Dans Days, son onzième long-métrage, sélectionné en compétition officielle lors de la 70e édition de la Berlinale, le taiwanais Tsai Ming-Liang filme avec son écosystème habituel (pas de dialogue, long plans-séquences, brusques montées d’émotion…) la rencontre de deux hommes dans une chambre d’hôtel. Un peu de chaleur humaine dans ce monde inhospitalier et c’est sublime.

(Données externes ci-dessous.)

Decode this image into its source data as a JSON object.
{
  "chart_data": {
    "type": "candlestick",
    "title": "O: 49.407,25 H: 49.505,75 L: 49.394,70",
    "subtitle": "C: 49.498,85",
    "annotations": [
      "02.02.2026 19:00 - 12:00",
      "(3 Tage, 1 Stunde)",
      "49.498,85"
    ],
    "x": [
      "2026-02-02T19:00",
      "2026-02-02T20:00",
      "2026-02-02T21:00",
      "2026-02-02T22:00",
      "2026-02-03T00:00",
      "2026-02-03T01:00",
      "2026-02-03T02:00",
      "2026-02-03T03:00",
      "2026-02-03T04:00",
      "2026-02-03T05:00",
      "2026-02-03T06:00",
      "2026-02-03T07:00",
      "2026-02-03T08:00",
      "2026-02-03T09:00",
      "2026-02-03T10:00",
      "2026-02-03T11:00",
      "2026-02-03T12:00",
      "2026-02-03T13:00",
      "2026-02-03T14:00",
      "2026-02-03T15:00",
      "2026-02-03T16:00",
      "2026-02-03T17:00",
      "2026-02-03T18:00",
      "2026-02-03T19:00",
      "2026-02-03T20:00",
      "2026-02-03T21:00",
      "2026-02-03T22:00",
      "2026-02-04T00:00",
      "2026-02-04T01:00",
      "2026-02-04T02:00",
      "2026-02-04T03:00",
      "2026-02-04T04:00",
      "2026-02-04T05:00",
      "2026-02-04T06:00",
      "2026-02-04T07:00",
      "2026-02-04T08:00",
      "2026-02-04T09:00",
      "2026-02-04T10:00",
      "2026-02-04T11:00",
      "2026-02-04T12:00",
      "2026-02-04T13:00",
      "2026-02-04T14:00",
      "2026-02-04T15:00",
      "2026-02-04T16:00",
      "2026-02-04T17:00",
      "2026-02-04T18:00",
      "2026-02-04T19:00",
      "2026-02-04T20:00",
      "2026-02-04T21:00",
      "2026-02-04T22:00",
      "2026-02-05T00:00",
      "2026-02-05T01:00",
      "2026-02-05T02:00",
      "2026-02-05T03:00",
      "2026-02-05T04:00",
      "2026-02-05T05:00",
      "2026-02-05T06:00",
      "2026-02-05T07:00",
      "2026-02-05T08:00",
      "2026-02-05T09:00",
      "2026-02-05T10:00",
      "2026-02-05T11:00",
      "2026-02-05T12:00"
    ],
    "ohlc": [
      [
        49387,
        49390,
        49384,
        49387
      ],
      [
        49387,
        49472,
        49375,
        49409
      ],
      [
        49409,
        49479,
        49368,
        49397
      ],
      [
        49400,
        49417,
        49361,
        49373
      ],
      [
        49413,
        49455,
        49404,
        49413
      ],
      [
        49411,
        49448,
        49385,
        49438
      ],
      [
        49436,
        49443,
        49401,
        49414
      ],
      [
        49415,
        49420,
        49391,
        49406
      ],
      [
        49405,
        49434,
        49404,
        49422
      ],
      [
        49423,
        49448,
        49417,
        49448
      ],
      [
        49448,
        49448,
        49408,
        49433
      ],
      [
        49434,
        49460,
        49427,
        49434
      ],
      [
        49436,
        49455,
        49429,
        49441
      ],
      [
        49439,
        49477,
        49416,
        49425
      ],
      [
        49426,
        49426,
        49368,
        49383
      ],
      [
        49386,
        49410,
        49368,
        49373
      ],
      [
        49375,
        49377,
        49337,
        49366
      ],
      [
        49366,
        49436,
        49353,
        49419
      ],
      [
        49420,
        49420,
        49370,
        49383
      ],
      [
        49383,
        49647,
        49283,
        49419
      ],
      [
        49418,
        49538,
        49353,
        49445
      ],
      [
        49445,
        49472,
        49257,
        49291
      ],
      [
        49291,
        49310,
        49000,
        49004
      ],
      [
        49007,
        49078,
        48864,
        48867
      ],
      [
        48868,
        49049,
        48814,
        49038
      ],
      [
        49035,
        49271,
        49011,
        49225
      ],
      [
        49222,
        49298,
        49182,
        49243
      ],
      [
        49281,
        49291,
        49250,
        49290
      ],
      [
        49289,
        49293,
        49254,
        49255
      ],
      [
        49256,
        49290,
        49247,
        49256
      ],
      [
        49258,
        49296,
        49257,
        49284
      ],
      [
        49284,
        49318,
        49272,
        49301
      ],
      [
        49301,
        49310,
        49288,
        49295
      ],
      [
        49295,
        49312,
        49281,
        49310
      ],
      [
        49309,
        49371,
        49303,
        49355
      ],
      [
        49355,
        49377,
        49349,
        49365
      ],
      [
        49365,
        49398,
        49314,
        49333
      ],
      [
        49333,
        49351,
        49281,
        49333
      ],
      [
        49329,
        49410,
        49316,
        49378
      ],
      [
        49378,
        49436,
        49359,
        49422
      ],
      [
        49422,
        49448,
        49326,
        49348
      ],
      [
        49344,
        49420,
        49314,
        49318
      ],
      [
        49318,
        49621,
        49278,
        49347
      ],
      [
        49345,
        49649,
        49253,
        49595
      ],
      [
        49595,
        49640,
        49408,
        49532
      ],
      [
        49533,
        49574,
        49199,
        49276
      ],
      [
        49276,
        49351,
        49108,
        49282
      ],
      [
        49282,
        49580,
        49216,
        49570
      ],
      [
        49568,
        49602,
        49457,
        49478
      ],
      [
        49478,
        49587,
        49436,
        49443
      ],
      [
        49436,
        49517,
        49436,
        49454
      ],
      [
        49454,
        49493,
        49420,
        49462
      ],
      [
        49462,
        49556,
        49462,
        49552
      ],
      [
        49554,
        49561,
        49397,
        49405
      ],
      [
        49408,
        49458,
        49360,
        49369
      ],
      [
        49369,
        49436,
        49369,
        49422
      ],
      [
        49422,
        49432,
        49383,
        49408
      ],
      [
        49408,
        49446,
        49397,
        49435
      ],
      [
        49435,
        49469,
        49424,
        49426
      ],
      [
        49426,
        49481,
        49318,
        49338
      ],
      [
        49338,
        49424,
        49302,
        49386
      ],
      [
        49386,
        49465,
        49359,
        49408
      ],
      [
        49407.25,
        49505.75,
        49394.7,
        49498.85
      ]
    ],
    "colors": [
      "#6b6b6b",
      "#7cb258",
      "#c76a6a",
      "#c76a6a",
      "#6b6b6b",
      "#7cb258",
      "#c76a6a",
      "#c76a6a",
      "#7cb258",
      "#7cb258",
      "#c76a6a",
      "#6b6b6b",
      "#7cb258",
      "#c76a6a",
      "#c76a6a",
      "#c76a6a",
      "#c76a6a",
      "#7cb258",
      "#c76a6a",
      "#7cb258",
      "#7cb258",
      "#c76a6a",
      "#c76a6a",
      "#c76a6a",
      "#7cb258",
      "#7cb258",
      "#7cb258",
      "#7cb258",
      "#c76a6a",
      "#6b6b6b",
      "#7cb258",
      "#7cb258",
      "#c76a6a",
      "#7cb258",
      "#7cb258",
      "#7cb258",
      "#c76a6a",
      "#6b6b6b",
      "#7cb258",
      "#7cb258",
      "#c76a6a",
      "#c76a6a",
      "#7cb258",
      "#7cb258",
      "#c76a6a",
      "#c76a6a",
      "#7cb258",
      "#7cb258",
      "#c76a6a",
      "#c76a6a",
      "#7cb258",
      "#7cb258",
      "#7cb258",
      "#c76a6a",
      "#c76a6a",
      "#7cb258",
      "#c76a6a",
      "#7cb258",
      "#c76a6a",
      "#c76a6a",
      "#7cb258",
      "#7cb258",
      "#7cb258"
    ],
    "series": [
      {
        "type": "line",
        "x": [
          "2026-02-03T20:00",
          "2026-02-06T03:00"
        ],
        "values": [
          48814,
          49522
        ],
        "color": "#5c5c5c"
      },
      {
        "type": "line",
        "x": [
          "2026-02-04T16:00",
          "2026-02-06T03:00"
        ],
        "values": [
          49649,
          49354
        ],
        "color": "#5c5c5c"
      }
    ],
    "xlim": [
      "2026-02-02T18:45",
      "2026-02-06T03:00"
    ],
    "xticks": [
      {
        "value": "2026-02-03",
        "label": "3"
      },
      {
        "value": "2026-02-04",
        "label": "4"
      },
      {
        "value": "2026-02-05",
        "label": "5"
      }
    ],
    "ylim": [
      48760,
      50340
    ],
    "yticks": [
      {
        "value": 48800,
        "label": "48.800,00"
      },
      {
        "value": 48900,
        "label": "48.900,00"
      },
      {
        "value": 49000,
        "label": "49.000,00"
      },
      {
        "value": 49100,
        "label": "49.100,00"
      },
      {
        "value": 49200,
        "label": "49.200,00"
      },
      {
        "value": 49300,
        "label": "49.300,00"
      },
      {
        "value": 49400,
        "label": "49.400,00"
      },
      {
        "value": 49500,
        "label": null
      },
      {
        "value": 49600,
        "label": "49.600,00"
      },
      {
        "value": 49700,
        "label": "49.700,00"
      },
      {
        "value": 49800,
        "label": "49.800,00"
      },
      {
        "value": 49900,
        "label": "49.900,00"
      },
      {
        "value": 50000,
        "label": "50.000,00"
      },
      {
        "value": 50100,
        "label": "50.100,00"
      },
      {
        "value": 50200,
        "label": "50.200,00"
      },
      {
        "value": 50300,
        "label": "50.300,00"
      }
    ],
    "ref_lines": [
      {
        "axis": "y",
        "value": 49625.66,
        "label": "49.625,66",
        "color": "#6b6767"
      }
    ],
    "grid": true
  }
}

C’est un film de deux heures, sans dialogue. Et ceux qui ne supportent pas le cinéma contemplatif (et a fortiori le cinéma hyper-radical de Tsai Ming-Liang) décéderont sur place. Les autres, en revanche (et en théorie, ils nous lisent) seront aux anges. Pour ceux qui ne le connaissent pas, ce cinéaste taïwanais raconte des histoires de rien desquelles affleure l’essentiel, retranscrit au plus juste la solitude de l’homme face au monde (en attente d’une main tendue, comme à la fin de The Hole), en respectant l’horloge intérieure de personnages en décalage avec la société, endeuillés (Et là-bas quelle heure est-il?), romantiques (La saveur de la pastèque) et parfois même ostracisés (Les chiens errants). Dans Days, son dernier et onzième long métrage, disponible sur Arte Tv, c’est la maladie qui tient à l’écart et donne à voir le monde autrement. Regarder la pluie qui tombe comme si c’était la dernière fois. Contempler la cime des arbres fouetté par le vent et la pluie à travers une baie vitrée. Mais alors que tout semble foutu, c’est la vie aussi, le rapport à l’autre, qui console. C’est la part poétique de ce cinéaste qui prend son temps et laisse l’émotion poindre, parfois de façon inoubliable (qui a oublié le poisson blanc de Et là-bas quelle heure est-il? ou la salle de cinéma déserte dans Goodbye Dragon, Inn). Un cinéma triste mais heureux d’être triste, pas du tout dans une mélancolie morbide, pleinement aux aguets d’une épiphanie, avec des gens qui attendent au calme, en silence, cette fameuse main tendue. Et quand ça se produit, telle l’interaction entre deux nuages, alors l’effet est fulgurant, magique, comme un éclair dans un ciel bleu. Et alors, enfin, oui, l’attente en valait la peine.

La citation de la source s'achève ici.